Committee to Protect Journalists has called on the Pakistan government to investigate recent attacks against journalists. In a statement, the CPJ said, “Pakistan authorities must immediately investigate the attacks against journalists Ayaz Amir and Ahmer Shaheen, ensure their safety, and hold the perpetrators accountable.
Unidentified men separately attacked Shaheen, chief editor of the news website iNEWS, on June 30 and beat Amir, a senior analyst with the privately owned broadcaster Dunya News, on July 1, according to news reports, both journalists, who spoke to CPJ in phone interviews, and a statement by the Council of Pakistan Newspaper Editors, which CPJ reviewed.
Both attacks occurred in the Punjab provincial capital of Lahore, and police have opened investigations into the incidents but have not announced any progress, Shaheen and Amir said.
“The attacks against journalists Ayaz Amir and Ahmer Shaheen underscore the significant dangers facing members of the press in Pakistan, which must be urgently addressed by the country’s new government,” said Carlos Martinez de la Serna, CPJ’s program director. “Pakistan authorities must spare no effort in investigating the attacks against Amir and Shaheen, ensuring the safety, and holding the perpetrators accountable.”
At about 11:45 p.m. on June 30, Shaheen was driving in the Sui Gas area of Lahore when two men on a motorbike approached his car and one pointed a gun at him and ordered him to stop, he said. He pulled over and one of the men ordered him to hand over his phone and laptop; he hid his phone under his seat, but the other man smashed his backseat window and stole his computer, he said.
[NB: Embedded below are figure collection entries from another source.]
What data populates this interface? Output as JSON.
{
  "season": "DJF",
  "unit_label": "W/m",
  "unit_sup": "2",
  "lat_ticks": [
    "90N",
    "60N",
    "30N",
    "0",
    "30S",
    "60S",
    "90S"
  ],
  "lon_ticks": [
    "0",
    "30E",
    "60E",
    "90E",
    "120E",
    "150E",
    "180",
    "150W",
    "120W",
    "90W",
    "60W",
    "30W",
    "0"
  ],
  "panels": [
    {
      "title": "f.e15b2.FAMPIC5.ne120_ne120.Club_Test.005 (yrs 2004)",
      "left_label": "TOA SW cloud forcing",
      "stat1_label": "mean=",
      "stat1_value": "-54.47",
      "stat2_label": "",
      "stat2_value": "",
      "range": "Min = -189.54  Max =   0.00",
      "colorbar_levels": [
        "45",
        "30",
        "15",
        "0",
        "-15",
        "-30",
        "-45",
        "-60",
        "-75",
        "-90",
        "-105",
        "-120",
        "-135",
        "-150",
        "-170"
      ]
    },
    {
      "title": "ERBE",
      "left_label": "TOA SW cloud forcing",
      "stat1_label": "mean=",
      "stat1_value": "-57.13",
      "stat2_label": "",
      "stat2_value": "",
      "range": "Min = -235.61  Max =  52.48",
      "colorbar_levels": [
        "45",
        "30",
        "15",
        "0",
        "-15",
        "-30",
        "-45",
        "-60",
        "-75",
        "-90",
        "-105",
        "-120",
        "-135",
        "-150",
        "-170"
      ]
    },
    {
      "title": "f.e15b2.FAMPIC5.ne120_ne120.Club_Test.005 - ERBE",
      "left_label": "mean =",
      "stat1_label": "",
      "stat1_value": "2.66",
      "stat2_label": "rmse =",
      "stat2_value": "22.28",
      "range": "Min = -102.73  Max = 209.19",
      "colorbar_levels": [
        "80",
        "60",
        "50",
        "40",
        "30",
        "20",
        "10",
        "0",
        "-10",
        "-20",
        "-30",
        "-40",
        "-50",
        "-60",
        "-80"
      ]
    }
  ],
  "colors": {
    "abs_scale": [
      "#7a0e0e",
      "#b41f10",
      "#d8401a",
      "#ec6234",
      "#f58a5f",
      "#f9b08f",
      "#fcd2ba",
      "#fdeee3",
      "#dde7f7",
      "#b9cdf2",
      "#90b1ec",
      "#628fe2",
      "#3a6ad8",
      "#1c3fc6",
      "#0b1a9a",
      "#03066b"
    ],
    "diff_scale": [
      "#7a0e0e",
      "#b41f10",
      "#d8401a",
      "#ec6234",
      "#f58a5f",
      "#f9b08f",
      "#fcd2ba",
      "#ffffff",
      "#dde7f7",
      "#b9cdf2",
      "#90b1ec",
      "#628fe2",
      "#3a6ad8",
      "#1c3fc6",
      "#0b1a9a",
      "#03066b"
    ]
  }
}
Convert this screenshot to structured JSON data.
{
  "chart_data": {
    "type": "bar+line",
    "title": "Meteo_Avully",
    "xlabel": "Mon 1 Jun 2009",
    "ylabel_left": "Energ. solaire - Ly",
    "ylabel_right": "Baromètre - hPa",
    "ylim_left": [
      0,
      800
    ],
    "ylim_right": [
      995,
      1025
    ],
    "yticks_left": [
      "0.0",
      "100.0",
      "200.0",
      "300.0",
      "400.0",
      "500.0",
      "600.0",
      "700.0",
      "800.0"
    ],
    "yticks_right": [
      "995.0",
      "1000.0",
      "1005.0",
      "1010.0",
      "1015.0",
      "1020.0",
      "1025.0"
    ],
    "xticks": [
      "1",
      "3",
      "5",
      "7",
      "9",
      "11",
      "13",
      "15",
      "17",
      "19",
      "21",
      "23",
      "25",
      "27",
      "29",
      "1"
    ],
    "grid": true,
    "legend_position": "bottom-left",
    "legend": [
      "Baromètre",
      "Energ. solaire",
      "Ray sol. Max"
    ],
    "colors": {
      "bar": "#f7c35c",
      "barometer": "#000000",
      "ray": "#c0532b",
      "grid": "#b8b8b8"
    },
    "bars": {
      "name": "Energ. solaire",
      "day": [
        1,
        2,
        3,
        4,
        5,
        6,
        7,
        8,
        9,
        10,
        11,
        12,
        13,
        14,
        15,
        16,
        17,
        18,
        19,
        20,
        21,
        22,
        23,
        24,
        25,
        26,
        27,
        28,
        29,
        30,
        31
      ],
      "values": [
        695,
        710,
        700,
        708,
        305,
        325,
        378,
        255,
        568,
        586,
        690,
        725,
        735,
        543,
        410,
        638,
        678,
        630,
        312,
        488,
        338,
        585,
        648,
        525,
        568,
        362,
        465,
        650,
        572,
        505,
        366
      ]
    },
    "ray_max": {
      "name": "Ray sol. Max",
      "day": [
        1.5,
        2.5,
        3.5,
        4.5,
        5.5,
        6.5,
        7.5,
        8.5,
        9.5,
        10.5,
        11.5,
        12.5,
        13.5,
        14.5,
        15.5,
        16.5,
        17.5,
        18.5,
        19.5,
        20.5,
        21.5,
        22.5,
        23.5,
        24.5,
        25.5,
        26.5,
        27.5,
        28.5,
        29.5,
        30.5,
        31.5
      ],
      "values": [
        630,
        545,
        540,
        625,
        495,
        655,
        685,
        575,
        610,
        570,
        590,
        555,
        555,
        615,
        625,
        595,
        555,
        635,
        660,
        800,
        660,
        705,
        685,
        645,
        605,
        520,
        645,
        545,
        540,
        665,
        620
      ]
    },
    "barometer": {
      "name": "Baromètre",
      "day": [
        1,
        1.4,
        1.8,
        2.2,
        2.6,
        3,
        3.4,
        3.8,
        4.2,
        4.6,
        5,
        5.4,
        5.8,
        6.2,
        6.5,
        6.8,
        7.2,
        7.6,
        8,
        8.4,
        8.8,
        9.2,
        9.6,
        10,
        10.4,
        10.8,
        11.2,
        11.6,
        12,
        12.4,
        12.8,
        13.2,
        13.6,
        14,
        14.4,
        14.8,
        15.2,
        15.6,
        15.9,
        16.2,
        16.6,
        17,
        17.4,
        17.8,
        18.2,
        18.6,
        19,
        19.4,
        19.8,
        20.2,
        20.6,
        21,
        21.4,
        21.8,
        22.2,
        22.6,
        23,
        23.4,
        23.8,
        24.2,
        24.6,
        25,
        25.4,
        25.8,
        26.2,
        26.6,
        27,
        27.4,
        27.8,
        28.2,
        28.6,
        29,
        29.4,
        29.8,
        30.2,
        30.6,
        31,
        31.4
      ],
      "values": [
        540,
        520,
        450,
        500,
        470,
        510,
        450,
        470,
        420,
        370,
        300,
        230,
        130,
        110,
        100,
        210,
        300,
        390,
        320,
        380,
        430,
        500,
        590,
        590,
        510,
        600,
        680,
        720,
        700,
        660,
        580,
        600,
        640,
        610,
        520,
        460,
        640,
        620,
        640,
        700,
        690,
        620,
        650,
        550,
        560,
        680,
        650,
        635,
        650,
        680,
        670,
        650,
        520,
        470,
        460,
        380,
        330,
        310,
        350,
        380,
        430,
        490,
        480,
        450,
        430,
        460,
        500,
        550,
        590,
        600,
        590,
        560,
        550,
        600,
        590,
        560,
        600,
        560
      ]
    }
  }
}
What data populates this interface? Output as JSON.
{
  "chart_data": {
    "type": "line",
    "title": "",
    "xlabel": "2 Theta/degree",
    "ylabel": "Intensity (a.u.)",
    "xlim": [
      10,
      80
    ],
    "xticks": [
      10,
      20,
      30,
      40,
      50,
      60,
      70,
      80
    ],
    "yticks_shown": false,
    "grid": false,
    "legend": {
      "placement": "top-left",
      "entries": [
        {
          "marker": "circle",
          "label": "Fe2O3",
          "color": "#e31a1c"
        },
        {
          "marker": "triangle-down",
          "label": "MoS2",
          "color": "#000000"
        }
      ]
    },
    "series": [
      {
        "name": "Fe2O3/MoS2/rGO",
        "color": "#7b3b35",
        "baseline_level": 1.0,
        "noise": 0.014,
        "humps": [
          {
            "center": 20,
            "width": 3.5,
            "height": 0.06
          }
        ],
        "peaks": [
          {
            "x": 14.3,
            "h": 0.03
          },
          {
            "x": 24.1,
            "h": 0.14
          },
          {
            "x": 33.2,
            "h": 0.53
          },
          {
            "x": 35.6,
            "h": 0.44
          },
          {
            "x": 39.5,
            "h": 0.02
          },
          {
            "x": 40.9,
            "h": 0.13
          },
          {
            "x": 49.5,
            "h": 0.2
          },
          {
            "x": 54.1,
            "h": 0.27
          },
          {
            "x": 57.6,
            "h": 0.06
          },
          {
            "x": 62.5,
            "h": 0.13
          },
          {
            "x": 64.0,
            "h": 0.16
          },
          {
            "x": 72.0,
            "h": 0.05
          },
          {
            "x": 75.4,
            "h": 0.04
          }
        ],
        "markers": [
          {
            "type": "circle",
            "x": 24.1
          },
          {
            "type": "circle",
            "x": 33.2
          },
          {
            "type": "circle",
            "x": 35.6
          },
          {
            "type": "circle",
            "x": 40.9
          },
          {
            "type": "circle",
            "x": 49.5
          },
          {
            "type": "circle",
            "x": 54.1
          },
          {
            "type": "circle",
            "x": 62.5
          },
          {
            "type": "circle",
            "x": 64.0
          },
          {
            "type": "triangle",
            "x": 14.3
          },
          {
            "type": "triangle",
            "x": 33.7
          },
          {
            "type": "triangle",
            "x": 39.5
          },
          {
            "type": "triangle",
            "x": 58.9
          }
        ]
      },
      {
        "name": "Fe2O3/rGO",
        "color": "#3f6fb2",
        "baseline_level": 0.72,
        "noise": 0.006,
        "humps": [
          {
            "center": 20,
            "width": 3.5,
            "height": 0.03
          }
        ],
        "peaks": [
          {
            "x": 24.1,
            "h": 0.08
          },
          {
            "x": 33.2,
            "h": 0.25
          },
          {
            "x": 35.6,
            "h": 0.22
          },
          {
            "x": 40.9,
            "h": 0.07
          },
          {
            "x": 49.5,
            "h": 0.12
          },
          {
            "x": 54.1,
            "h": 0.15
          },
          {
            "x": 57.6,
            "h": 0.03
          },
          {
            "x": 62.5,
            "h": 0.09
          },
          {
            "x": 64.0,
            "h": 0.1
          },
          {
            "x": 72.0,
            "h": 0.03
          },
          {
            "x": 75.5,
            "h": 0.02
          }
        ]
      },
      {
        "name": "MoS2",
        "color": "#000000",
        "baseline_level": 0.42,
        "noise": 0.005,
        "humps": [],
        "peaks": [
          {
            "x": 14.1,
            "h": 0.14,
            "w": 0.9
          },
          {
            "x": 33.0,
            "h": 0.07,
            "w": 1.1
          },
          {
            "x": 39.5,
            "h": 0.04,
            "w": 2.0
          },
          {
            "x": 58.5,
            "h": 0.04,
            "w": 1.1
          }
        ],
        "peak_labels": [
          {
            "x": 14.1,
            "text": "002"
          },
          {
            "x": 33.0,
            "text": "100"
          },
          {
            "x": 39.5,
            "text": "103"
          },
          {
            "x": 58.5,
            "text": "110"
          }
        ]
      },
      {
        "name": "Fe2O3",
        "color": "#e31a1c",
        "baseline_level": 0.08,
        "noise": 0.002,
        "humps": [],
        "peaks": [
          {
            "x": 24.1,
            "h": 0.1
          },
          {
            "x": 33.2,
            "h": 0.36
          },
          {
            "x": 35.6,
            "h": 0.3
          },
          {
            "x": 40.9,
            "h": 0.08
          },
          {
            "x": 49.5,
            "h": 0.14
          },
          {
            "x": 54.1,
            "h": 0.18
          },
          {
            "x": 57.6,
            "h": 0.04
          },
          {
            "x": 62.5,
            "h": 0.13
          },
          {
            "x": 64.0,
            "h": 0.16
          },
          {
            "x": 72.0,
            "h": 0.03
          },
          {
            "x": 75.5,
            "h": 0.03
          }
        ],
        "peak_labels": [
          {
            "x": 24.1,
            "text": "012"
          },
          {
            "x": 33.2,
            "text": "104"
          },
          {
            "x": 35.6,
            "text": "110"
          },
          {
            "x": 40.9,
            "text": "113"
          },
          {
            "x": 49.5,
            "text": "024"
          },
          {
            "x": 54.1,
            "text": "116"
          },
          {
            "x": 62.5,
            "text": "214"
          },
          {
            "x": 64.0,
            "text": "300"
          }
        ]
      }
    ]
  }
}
Shaheen said he thought the men were attempting to mug him and offered his wallet, but they refused to take it.
One of the men then grabbed Shaheen and repeatedly banged his head against the car window, resulting in heavy bleeding, and fired several gunshots in the journalist’s direction, which hit his car, he said. One man then fled the scene on the motorbike and the other fled on foot, Shaheen told CPJ.
Shaheen repeatedly called the police to report the attack; police operators said officers were on their way, but the journalist waited for two hours and they never arrived, he told CPJ. While he was driving home, he found a police officer and gave a statement, but Shaheen told CPJ that the officer miswrote several details about the case and failed to write down others, including that Shaheen had been injured.
The officer initially forged the journalist’s signature on the statement, Shaheen said, adding that he then inserted a number of corrections to the statement and signed it.
Shaheen told CPJ that he did not immediately seek medical attention for his head injury because he feared the men may still be pursuing him.
The journalist told CPJ that, because the attackers took his laptop but not his wallet, he thought the attack was likely retaliation for his journalism. He said he did not know what reporting may have sparked the attack.”